Шофер повиновался и выбрал стоянку почти рядом с магазином.

Минуту спустя секретарь Бергоффа, сидевший рядом с Гровером на заднем сиденье, почувствовал беспокойство, глаза его лихорадочно заблестели, и он, почтительно бормоча извинения, стал вылезать из машины.

— Куда вы? — поразился Бергофф.

— О, сэр, — взмолился секретарь, — позвольте мне отлучиться совсем ненадолго… Я… мне необходимо приобрести килограмма три осетрины…
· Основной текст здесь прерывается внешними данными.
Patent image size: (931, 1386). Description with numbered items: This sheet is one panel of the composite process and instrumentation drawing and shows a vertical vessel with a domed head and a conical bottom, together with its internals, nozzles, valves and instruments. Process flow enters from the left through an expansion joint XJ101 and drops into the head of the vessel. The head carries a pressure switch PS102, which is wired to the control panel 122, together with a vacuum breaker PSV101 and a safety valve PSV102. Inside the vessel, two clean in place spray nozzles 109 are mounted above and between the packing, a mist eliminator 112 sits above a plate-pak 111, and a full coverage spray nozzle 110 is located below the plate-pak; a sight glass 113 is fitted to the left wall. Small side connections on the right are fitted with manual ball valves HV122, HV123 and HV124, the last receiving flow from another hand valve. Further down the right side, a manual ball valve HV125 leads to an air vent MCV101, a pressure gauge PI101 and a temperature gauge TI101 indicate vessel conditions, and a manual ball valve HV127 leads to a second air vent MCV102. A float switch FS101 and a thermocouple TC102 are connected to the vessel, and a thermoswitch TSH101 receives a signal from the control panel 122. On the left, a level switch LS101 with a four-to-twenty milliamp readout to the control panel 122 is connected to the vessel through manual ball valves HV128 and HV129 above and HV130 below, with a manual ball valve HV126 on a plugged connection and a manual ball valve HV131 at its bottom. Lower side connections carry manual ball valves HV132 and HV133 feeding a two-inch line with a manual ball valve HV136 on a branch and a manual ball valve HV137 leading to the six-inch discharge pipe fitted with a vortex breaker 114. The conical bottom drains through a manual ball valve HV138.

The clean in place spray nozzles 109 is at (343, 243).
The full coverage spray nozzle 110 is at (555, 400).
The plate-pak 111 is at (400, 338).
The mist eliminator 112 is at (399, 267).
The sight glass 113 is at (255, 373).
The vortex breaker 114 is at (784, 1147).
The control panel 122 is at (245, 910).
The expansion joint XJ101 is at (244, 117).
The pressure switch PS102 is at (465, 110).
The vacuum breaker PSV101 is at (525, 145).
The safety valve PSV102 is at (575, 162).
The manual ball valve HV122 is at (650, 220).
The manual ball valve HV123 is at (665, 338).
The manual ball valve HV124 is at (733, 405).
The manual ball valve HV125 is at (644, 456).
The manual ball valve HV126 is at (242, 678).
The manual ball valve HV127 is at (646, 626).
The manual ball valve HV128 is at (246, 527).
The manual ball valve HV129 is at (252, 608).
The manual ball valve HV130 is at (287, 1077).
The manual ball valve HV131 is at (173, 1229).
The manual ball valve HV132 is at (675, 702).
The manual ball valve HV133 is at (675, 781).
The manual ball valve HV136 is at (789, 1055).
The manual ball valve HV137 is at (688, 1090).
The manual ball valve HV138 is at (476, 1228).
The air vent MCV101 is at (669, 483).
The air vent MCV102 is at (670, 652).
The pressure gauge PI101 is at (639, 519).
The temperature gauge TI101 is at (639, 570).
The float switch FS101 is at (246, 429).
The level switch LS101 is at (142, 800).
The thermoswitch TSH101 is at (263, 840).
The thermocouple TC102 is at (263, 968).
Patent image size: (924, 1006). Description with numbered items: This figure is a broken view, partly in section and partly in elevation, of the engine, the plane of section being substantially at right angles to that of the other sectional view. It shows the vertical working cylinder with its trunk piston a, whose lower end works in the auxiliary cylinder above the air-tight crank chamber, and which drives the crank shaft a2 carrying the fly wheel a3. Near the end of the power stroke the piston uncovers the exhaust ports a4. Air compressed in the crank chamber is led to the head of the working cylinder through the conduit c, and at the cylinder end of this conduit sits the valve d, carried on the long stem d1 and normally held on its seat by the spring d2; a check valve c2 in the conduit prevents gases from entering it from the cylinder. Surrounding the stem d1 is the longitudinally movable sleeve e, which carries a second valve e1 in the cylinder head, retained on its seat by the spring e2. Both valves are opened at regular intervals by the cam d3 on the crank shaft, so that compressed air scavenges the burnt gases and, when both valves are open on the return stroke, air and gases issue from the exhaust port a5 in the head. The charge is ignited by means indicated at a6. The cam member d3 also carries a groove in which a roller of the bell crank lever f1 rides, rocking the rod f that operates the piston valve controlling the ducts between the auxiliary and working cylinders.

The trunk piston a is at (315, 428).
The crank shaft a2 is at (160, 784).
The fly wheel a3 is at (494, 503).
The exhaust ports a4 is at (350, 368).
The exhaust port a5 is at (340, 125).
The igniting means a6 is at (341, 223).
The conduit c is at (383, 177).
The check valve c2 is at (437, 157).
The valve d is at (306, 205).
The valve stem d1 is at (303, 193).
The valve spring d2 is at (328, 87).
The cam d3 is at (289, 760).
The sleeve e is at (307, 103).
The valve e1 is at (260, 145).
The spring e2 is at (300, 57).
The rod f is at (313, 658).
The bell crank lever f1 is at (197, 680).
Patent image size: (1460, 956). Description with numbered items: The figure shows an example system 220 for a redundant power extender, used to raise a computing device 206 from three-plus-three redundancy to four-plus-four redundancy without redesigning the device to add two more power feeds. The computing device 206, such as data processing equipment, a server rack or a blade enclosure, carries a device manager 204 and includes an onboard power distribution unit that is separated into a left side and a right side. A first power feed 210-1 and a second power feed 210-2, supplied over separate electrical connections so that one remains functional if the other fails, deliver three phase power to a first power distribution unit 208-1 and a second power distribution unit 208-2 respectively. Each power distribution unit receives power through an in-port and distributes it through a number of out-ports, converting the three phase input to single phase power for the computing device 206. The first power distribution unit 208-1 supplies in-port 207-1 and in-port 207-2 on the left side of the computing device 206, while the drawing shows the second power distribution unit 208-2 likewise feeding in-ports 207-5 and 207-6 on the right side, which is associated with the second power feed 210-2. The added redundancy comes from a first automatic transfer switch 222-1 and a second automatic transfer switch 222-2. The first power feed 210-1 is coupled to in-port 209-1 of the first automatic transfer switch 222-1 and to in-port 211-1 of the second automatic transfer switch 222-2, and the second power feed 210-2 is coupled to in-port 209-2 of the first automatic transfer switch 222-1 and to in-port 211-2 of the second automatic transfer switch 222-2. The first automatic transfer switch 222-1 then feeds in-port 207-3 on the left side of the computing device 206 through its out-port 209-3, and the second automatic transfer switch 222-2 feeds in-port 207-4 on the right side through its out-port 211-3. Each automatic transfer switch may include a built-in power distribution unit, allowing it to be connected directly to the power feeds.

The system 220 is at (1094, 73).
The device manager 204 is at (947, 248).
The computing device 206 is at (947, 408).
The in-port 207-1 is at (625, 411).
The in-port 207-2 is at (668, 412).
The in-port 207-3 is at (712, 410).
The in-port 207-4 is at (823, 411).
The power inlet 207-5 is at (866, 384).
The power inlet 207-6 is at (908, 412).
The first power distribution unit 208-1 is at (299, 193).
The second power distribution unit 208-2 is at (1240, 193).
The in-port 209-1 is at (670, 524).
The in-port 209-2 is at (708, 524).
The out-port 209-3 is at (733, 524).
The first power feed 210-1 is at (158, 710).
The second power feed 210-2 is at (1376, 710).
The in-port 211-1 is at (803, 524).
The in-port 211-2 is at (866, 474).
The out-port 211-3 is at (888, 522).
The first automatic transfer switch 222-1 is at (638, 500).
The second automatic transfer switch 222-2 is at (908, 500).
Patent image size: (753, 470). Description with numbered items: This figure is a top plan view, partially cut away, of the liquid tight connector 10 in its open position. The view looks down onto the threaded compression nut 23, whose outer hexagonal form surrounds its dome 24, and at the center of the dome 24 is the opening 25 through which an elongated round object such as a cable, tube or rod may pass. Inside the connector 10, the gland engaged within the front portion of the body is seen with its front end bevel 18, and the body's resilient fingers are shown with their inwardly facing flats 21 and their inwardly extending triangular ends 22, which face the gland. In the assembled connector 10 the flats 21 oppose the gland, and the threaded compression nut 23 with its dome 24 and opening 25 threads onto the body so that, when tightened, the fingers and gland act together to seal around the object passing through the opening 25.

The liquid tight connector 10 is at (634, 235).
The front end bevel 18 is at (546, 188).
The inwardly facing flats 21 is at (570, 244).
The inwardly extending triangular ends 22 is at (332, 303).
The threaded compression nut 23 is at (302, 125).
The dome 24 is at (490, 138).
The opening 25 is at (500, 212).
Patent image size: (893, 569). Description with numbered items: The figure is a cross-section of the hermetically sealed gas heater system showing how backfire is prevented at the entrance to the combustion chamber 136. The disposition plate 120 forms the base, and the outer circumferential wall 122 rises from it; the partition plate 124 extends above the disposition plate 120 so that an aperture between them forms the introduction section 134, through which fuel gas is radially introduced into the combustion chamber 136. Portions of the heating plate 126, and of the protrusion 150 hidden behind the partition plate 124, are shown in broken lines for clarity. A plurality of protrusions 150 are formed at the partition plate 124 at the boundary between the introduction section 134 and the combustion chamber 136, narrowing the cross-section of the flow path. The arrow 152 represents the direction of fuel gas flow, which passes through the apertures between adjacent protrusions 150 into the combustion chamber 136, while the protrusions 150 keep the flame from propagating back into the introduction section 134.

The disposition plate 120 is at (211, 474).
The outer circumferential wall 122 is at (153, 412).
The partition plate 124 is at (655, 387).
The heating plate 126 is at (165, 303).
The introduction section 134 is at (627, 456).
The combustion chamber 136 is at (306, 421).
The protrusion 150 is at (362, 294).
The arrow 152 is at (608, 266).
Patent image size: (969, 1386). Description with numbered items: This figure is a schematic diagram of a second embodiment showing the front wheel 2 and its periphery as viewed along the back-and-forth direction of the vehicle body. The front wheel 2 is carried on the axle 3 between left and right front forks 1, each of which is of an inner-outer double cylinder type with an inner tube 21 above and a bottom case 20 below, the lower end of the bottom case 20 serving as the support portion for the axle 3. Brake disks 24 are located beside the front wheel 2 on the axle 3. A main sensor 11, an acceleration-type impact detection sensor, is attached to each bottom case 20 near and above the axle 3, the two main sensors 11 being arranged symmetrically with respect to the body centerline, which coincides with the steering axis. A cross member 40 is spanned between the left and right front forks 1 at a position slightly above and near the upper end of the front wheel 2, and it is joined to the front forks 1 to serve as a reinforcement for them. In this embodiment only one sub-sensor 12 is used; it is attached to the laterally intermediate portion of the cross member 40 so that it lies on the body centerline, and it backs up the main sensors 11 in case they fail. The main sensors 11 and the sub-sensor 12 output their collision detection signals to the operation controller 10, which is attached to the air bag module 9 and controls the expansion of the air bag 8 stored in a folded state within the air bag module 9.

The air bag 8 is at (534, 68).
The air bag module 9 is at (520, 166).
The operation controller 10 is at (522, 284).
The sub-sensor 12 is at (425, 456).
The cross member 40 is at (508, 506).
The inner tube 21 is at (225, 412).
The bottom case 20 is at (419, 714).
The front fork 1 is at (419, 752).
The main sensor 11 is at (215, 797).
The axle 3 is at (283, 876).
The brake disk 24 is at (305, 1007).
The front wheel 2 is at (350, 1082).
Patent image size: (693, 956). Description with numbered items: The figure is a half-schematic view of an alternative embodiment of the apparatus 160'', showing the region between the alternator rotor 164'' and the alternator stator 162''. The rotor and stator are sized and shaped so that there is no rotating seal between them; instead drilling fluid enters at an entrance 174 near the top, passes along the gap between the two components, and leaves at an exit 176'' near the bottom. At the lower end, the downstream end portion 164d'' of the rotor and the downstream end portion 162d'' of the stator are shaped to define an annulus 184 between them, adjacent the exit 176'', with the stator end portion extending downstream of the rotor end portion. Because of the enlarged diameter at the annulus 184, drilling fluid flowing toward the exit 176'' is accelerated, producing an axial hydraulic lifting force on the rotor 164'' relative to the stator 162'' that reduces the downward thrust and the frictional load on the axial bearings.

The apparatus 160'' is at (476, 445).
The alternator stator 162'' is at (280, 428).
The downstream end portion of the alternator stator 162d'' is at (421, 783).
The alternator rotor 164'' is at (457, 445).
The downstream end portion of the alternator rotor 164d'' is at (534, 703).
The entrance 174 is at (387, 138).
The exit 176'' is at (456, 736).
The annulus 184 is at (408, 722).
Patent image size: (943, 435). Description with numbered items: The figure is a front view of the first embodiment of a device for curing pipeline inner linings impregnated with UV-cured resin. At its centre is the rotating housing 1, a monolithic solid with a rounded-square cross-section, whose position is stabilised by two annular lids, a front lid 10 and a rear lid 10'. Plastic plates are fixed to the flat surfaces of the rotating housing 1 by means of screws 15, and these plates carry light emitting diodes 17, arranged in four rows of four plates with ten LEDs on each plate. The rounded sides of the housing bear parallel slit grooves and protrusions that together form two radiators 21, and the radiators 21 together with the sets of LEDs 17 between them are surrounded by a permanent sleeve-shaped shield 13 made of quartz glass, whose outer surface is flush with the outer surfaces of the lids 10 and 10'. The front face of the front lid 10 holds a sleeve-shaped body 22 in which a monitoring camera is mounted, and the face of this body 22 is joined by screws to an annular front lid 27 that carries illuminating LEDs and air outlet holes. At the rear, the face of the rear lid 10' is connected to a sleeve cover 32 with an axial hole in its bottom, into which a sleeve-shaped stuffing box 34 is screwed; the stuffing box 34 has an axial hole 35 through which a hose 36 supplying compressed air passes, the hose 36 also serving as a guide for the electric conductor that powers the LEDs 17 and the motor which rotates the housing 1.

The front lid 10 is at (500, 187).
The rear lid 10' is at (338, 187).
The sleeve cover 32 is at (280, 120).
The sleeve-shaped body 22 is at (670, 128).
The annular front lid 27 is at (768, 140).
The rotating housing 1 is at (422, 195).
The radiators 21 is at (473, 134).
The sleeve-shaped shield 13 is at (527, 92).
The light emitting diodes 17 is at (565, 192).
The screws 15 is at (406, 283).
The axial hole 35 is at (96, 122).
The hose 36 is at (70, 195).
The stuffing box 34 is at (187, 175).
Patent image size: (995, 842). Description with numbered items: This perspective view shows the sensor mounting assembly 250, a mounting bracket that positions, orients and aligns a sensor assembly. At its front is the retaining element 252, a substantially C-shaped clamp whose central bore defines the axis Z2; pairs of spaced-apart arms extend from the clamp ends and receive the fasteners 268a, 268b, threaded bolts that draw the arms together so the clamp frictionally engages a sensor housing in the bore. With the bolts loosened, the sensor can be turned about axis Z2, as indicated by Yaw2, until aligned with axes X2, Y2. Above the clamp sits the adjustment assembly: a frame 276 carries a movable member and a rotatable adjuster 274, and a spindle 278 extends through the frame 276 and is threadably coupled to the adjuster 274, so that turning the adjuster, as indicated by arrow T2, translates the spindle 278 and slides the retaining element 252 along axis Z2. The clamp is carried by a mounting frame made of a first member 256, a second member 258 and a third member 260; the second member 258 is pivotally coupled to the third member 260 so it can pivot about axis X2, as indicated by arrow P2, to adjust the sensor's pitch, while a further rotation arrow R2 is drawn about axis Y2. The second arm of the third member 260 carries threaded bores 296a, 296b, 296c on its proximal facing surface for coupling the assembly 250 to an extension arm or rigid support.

— Вам?! Но ведь у нас все есть!

— Ну и что же? — визгливо вскрикнул секретарь, приходя в ужас от собственной дерзости. — А я хочу… сам… купить рыбы здесь…

Гровер со смехом наблюдал, как тщедушная фигурка секретаря исчезла в людском водовороте.

— Что с ним стряслось, Джон? — недоумевающе повернулся к шоферу Бергофф. — Куда девалась его британская невозмутимость?

— Разве человек, желающий купить рыбу, достоин удивления, сэр? — вопросом на вопрос ответил Джон и трясущимися от волнения руками спрятал в карман ключ от зажигания. — С вашего позволения… Я на одну секунду…

— Куда вы, Джон?! Постойте!

Но шофер не слышал окрика шефа и ринулся в толпу.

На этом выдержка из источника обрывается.